"Mal comparando, a presidenta Dilma está aprisionada em um dilema do gênero daquele que agarrou Obama. Só que, se no caso americano a crise apareceu como econômica para depois se tornar política, em nosso caso ela surgiu como política, mas poderá se tornar econômica. Explico-me: a presidenta é herdeira de um sistema, como dizíamos no período do autoritarismo militar. Este funciona solidificando interesses do grande capital, das estatais, dos fundos de pensão, dos sindicatos e de um conjunto desordenado de atores políticos, que passaram a se legitimar como se expressassem um presidencialismo de coalizão no qual troca-se governabilidade por favores, cargos e tudo mais que se junta a isso.

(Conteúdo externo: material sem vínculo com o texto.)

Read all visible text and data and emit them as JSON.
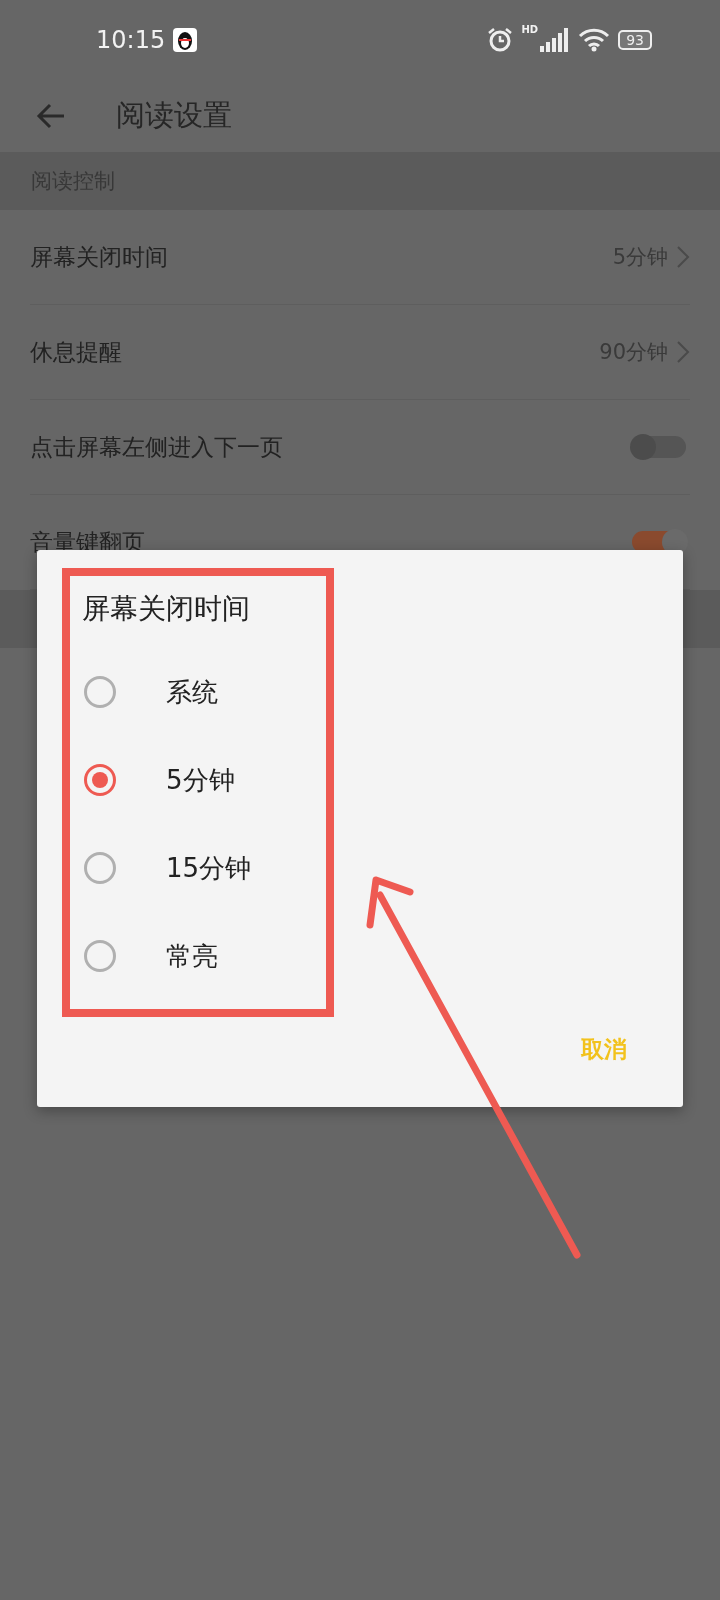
{
  "status_bar": {
    "time": "10:15",
    "network": "HD",
    "battery": "93"
  },
  "header": {
    "title": "阅读设置"
  },
  "section": {
    "title": "阅读控制",
    "items": [
      {
        "kind": "link",
        "label": "屏幕关闭时间",
        "value": "5分钟"
      },
      {
        "kind": "link",
        "label": "休息提醒",
        "value": "90分钟"
      },
      {
        "kind": "toggle",
        "label": "点击屏幕左侧进入下一页",
        "on": false
      },
      {
        "kind": "toggle",
        "label": "音量键翻页",
        "on": true
      }
    ]
  },
  "dialog": {
    "title": "屏幕关闭时间",
    "options": [
      {
        "label": "系统",
        "selected": false
      },
      {
        "label": "5分钟",
        "selected": true
      },
      {
        "label": "15分钟",
        "selected": false
      },
      {
        "label": "常亮",
        "selected": false
      }
    ],
    "cancel": "取消"
  }
}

Essa tendência não é nova. Ela foi se constituindo à medida que o capitalismo burocrático (ou de Estado, ou como se o queira qualificar) amealhou apoios amplos entre sindicalistas, funcionários e empresários sedentos por contratos, e passou a conviver com o capitalismo de mercado, mais competitivo. Na onda do crescimento econômico, as acomodações foram se tornando mais fáceis, tanto entre interesses econômicos quanto políticos (incluindo-se neles os "fisiológicos" e a corrupção). No início, parecia fenômeno normal das épocas de prosperidade capitalista que seria passageiro. Pouco a pouco se foi vendo que era mais do que isso: cada parte do sistema precisa da outra para funcionar, e o próprio sistema necessita da anuência dos cooptáveis pelas bolsas e empregos de baixo salário, e precisa de símbolos e de voz. Esta veio com o "predestinado": o lulismo anestesiou qualquer crítica não só ao sistema mas a suas partes constitutivas."
Fernando Henrique Cardoso, sociólogo e ex-presidente da República. David e Golias. O Globo, 7/8/2011.